A lot will have to go right to continue the best market start in 32 years. After all, the year-to-date gain, which eclipsed 10 percent for the S&P 500 during Friday's rally, is already better than what the index typically sees over an entire year.
Recent years in this bull market, though, have shown that outsized gains are possible. In 2017, the market jumped 19.4 percent, 2013 saw a 29.6 percent surge and 2009, the year that saw the crisis bottom, ended with the up 23.4 percent.
But someone looking to jump into the market now and expecting to make money by the time the calendar rolls over 2020 will need the following stars to align: positive U.S.-China trade talks, continued reluctance by the Federal Reserve to raise interest rates, and the economy and corporate profits to stay out of recession, just to name three.
The market was in a funk during the fourth quarter of 2018 that began with Fed fears and ended with a blowout selling frenzy that resulted in the worst Christmas Eve in Wall Street history.
Difficult as it was to endure, the late-2018 slide and the early 2019 rally may portend good things for investors the rest of the year.
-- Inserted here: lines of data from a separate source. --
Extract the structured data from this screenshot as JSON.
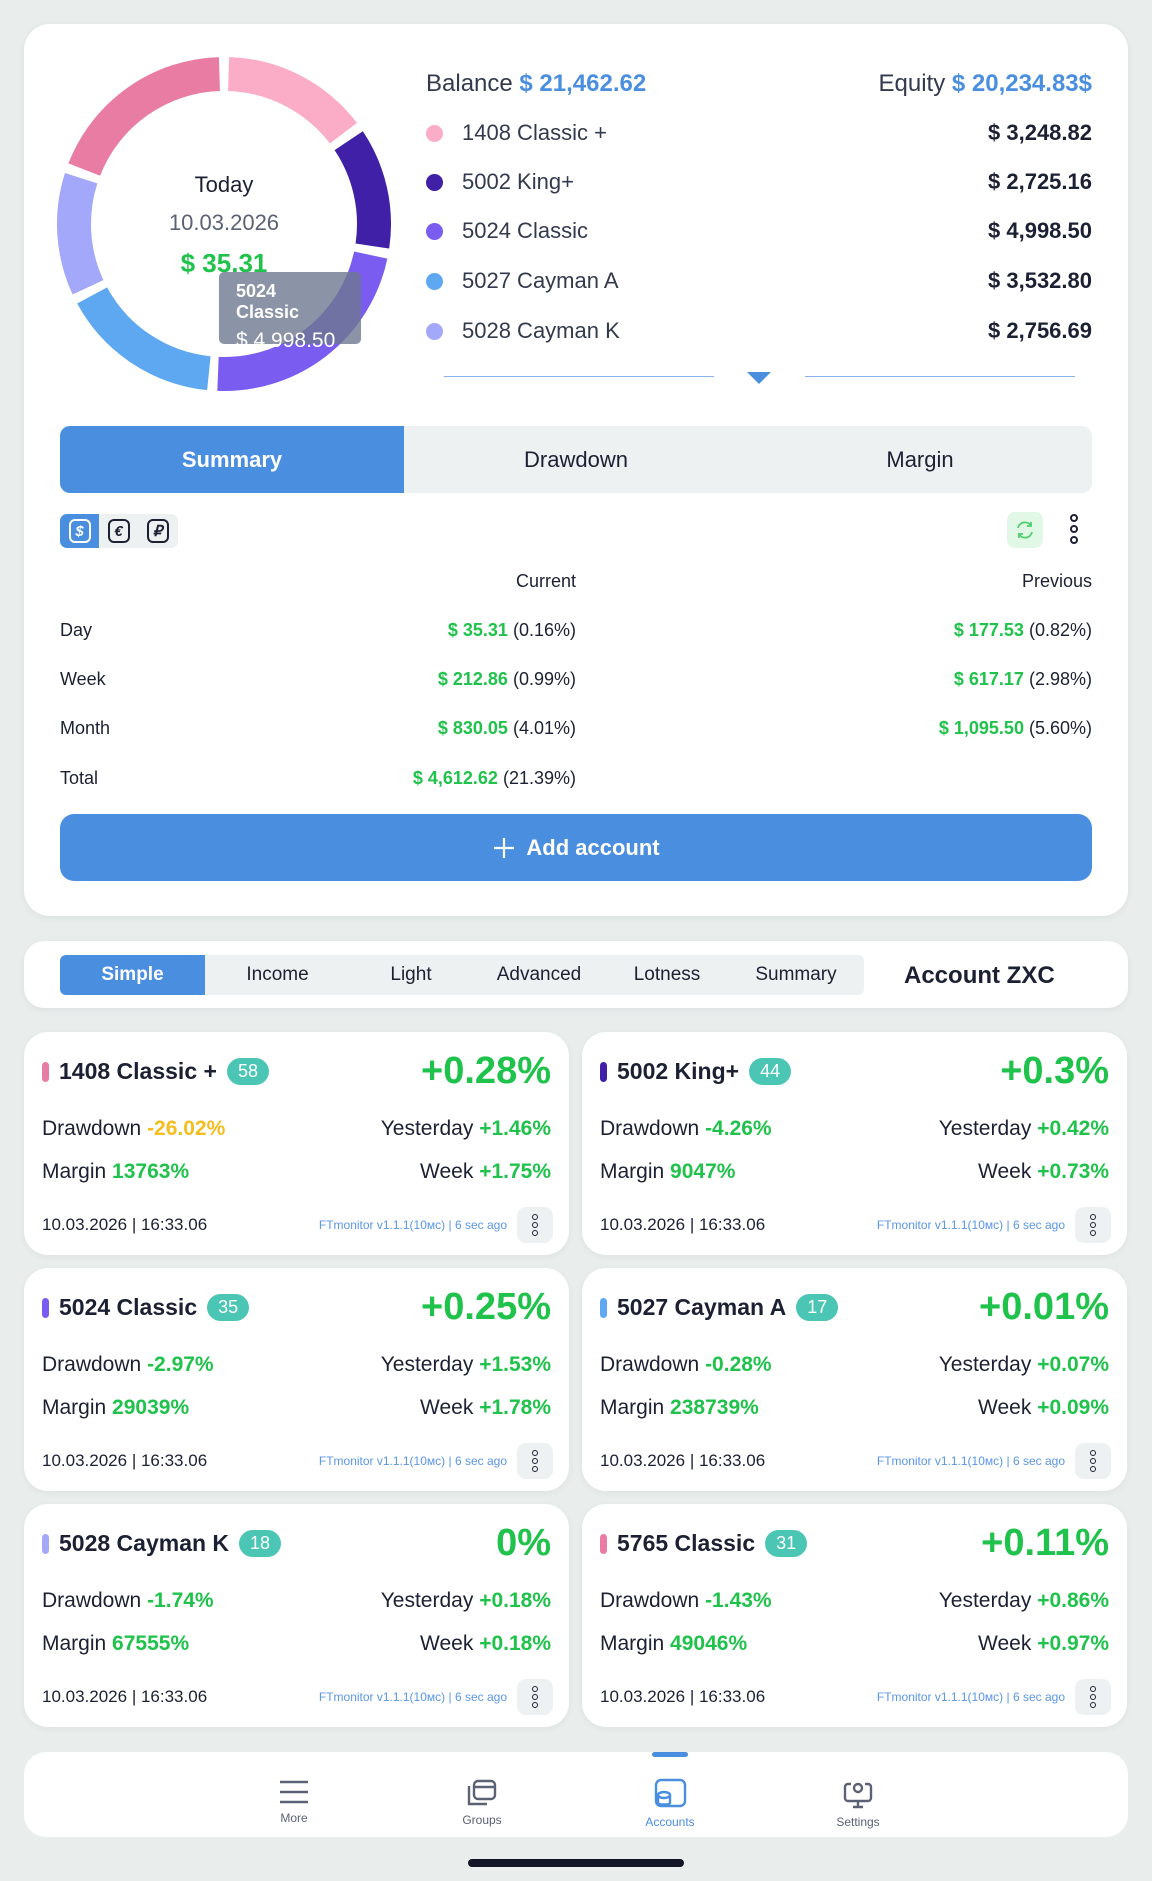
{
  "overview": {
    "center": {
      "label": "Today",
      "date": "10.03.2026",
      "profit": "$ 35.31"
    },
    "tooltip": {
      "name": "5024 Classic",
      "value": "$ 4,998.50"
    },
    "balance_label": "Balance",
    "balance": "$ 21,462.62",
    "equity_label": "Equity",
    "equity": "$ 20,234.83$",
    "accounts": [
      {
        "name": "1408 Classic +",
        "value": "$ 3,248.82",
        "amount": 3248.82,
        "color": "#fbacc6"
      },
      {
        "name": "5002 King+",
        "value": "$ 2,725.16",
        "amount": 2725.16,
        "color": "#3f20a6"
      },
      {
        "name": "5024 Classic",
        "value": "$ 4,998.50",
        "amount": 4998.5,
        "color": "#7b5cf0"
      },
      {
        "name": "5027 Cayman A",
        "value": "$ 3,532.80",
        "amount": 3532.8,
        "color": "#5ea8f2"
      },
      {
        "name": "5028 Cayman K",
        "value": "$ 2,756.69",
        "amount": 2756.69,
        "color": "#a3a8fb"
      }
    ],
    "remainder_color": "#e97ca3"
  },
  "tabs": [
    {
      "label": "Summary",
      "active": true
    },
    {
      "label": "Drawdown"
    },
    {
      "label": "Margin"
    }
  ],
  "currencies": [
    {
      "symbol": "$",
      "active": true
    },
    {
      "symbol": "€"
    },
    {
      "symbol": "₽"
    }
  ],
  "table": {
    "header": {
      "current": "Current",
      "previous": "Previous"
    },
    "rows": [
      {
        "label": "Day",
        "current": "$ 35.31",
        "current_pct": "(0.16%)",
        "previous": "$ 177.53",
        "previous_pct": "(0.82%)"
      },
      {
        "label": "Week",
        "current": "$ 212.86",
        "current_pct": "(0.99%)",
        "previous": "$ 617.17",
        "previous_pct": "(2.98%)"
      },
      {
        "label": "Month",
        "current": "$ 830.05",
        "current_pct": "(4.01%)",
        "previous": "$ 1,095.50",
        "previous_pct": "(5.60%)"
      },
      {
        "label": "Total",
        "current": "$ 4,612.62",
        "current_pct": "(21.39%)",
        "previous": "",
        "previous_pct": ""
      }
    ]
  },
  "add_account": "Add account",
  "view_tabs": [
    "Simple",
    "Income",
    "Light",
    "Advanced",
    "Lotness",
    "Summary"
  ],
  "group_title": "Account ZXC",
  "cards": [
    {
      "name": "1408 Classic +",
      "badge": "58",
      "pct": "+0.28%",
      "drawdown": "-26.02%",
      "yesterday": "+1.46%",
      "margin": "13763%",
      "week": "+1.75%",
      "color": "#e97ca3",
      "warn": true
    },
    {
      "name": "5002 King+",
      "badge": "44",
      "pct": "+0.3%",
      "drawdown": "-4.26%",
      "yesterday": "+0.42%",
      "margin": "9047%",
      "week": "+0.73%",
      "color": "#3f20a6"
    },
    {
      "name": "5024 Classic",
      "badge": "35",
      "pct": "+0.25%",
      "drawdown": "-2.97%",
      "yesterday": "+1.53%",
      "margin": "29039%",
      "week": "+1.78%",
      "color": "#7b5cf0"
    },
    {
      "name": "5027 Cayman A",
      "badge": "17",
      "pct": "+0.01%",
      "drawdown": "-0.28%",
      "yesterday": "+0.07%",
      "margin": "238739%",
      "week": "+0.09%",
      "color": "#5ea8f2"
    },
    {
      "name": "5028 Cayman K",
      "badge": "18",
      "pct": "0%",
      "drawdown": "-1.74%",
      "yesterday": "+0.18%",
      "margin": "67555%",
      "week": "+0.18%",
      "color": "#a3a8fb"
    },
    {
      "name": "5765 Classic",
      "badge": "31",
      "pct": "+0.11%",
      "drawdown": "-1.43%",
      "yesterday": "+0.86%",
      "margin": "49046%",
      "week": "+0.97%",
      "color": "#e97ca3"
    }
  ],
  "card_labels": {
    "drawdown": "Drawdown",
    "yesterday": "Yesterday",
    "margin": "Margin",
    "week": "Week",
    "date": "10.03.2026",
    "time": "16:33.06",
    "version": "FTmonitor v1.1.1(10мс)",
    "ago": "6 sec ago"
  },
  "nav": [
    {
      "label": "More",
      "icon": "menu-icon"
    },
    {
      "label": "Groups",
      "icon": "folders-icon"
    },
    {
      "label": "Accounts",
      "icon": "accounts-icon",
      "active": true
    },
    {
      "label": "Settings",
      "icon": "settings-icon"
    }
  ]
}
"The quickness by which you've come out of the gate is uncommon. But January's irregularity is just as irregular as what we had in December," said Jim Paulsen, chief investment strategist at the Leuthold Group. "I don't remember another December in my 36 [professional] years that was like that, ever. It was weird and odd and January is equally so, and I think they're not unrelated in some sense."
Some of the factors that Paulsen sees contributing to a constructive outlook include monetary and fiscal stimulus, more reasonable stock valuations and low inflation, particularly at the gas pump.
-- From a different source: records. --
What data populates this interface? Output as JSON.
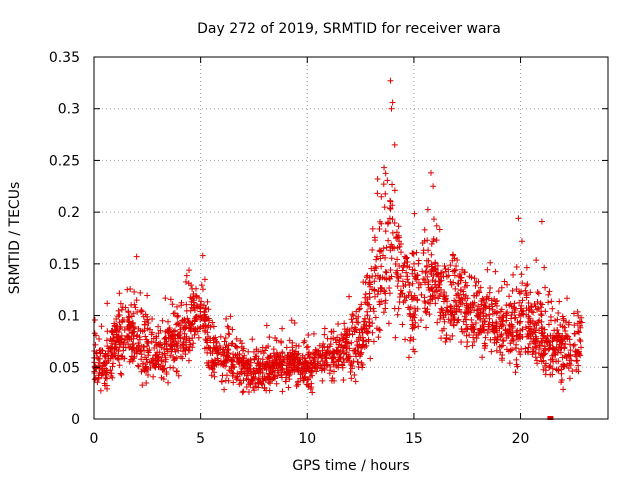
{
  "chart_data": {
    "type": "scatter",
    "title": "Day 272 of 2019, SRMTID for receiver wara",
    "xlabel": "GPS time / hours",
    "ylabel": "SRMTID / TECUs",
    "xlim": [
      0,
      24.1
    ],
    "ylim": [
      0,
      0.35
    ],
    "xticks": [
      0,
      5,
      10,
      15,
      20
    ],
    "xtick_labels": [
      "0",
      "5",
      "10",
      "15",
      "20"
    ],
    "yticks": [
      0,
      0.05,
      0.1,
      0.15,
      0.2,
      0.25,
      0.3,
      0.35
    ],
    "ytick_labels": [
      "0",
      "0.05",
      "0.1",
      "0.15",
      "0.2",
      "0.25",
      "0.3",
      "0.35"
    ],
    "grid": true,
    "marker": "+",
    "marker_color": "#e00000",
    "series": [
      {
        "name": "SRMTID",
        "color": "#e00000",
        "trend": {
          "x": [
            0,
            0.5,
            1,
            1.5,
            2,
            2.5,
            3,
            3.5,
            4,
            4.5,
            5,
            5.5,
            6,
            6.5,
            7,
            7.5,
            8,
            8.5,
            9,
            9.5,
            10,
            10.5,
            11,
            11.5,
            12,
            12.5,
            13,
            13.5,
            14,
            14.5,
            15,
            15.5,
            16,
            16.5,
            17,
            17.5,
            18,
            18.5,
            19,
            19.5,
            20,
            20.5,
            21,
            21.5,
            22,
            22.5,
            22.9
          ],
          "y": [
            0.055,
            0.05,
            0.07,
            0.085,
            0.075,
            0.065,
            0.06,
            0.07,
            0.08,
            0.085,
            0.11,
            0.07,
            0.06,
            0.055,
            0.05,
            0.045,
            0.045,
            0.05,
            0.05,
            0.055,
            0.05,
            0.055,
            0.06,
            0.065,
            0.07,
            0.08,
            0.12,
            0.15,
            0.17,
            0.13,
            0.11,
            0.13,
            0.14,
            0.11,
            0.12,
            0.1,
            0.1,
            0.09,
            0.085,
            0.09,
            0.095,
            0.09,
            0.08,
            0.065,
            0.07,
            0.07,
            0.08
          ],
          "spread": [
            0.02,
            0.02,
            0.025,
            0.03,
            0.03,
            0.025,
            0.025,
            0.025,
            0.03,
            0.03,
            0.03,
            0.025,
            0.02,
            0.02,
            0.02,
            0.02,
            0.02,
            0.02,
            0.02,
            0.02,
            0.02,
            0.02,
            0.02,
            0.02,
            0.025,
            0.035,
            0.045,
            0.06,
            0.06,
            0.04,
            0.04,
            0.045,
            0.04,
            0.035,
            0.035,
            0.03,
            0.03,
            0.03,
            0.03,
            0.035,
            0.035,
            0.03,
            0.03,
            0.03,
            0.03,
            0.03,
            0.035
          ]
        },
        "x_start": 0,
        "x_end": 22.9,
        "n_points": 2400,
        "peak_points": [
          {
            "x": 13.9,
            "y": 0.327
          },
          {
            "x": 14.0,
            "y": 0.306
          },
          {
            "x": 13.95,
            "y": 0.3
          },
          {
            "x": 14.1,
            "y": 0.265
          },
          {
            "x": 13.6,
            "y": 0.243
          },
          {
            "x": 15.8,
            "y": 0.238
          },
          {
            "x": 13.3,
            "y": 0.232
          },
          {
            "x": 15.9,
            "y": 0.225
          },
          {
            "x": 19.9,
            "y": 0.194
          },
          {
            "x": 21.0,
            "y": 0.191
          },
          {
            "x": 2.0,
            "y": 0.157
          },
          {
            "x": 5.1,
            "y": 0.158
          }
        ],
        "outliers": [
          {
            "x": 21.4,
            "y": 0.0
          }
        ]
      }
    ]
  }
}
"I don't think it's going to keep up the pace it's going. I wouldn't be surprised at a healthy pullback that scares people again," he said of the broader market. "But I just think the fundamentals are there, with a better market valuation, much more competitive yields, much more fiscal and monetary support, and a gut-check in sentiment."
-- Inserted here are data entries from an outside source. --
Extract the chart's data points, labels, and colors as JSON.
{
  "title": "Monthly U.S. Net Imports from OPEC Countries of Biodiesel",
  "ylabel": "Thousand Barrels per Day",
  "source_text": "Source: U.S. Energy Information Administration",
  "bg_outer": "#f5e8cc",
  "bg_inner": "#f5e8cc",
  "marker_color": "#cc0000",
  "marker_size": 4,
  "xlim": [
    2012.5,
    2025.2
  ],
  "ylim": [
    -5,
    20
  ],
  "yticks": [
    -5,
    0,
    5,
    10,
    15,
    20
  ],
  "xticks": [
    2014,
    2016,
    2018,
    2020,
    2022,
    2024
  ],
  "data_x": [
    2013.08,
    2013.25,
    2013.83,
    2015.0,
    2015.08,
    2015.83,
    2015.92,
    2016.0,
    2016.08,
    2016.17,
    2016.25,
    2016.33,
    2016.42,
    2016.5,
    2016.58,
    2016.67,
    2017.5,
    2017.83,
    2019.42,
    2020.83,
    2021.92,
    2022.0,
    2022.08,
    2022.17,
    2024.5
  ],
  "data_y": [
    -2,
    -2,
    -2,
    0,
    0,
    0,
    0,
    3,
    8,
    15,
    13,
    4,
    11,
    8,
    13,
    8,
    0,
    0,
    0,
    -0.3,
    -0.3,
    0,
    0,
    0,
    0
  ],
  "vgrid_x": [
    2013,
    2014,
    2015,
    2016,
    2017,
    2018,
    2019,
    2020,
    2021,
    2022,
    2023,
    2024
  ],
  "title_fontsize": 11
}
The obstacles remain, though.
For one, corporate America could be heading into its first negative earnings quarter since the second quarter of 2016. Multiple expansion, which helped propel most of the bull market run, is likely over, meaning companies are going to have to start growing revenue.
Investors will be hoping that a stronger economy can help make up for earnings weakness.
"Although the peak earnings growth rate for this economic expansion is almost certainly behind us, profit growth peaks have historically been followed by several years of economic growth and stock market gains," John Lynch, chief investment strategist at LPL Financial, said in a note. "We believe the earnings outlook is strong enough to support solid gains for stocks over the balance of 2019" and the firm is sticking to its 3,000 price target for the S&P 500, implying 9.3 percent upside from Thursday's close. The median price target on Wall Street this year is 2,950, or about 7.5 percent higher.
Lindsey Bell, investment strategist at CFRA, thinks the markets and earnings picture will need a boost from geopolitics, namely a positive resolution to the U.S.-China trade talks.
"A reduction in tariffs or a better-than-expected trade deal with China could quickly push the market higher because it would result in much better-than-expected economic and earnings growth around the globe," she wrote. "A worse-than-expected outcome would likely push the market lower as growth expectations continue to be ratcheted lower."
But Paulsen cautioned about the implications of the tariff talks.
President Donald Trump has been pushing for a reduction in the U.S. trade deficit, which was $49.3 billion in October. But Paulsen said reductions in imports have traditionally come with a weakening economy and a down stock market.
That highlights just one of the obstacles for investors late to the market rally.
"If you've been in cash and you want to throw it all in, I certainly wouldn't do that," Paulsen said. "But I think it's OK to be overtilted to the positive side."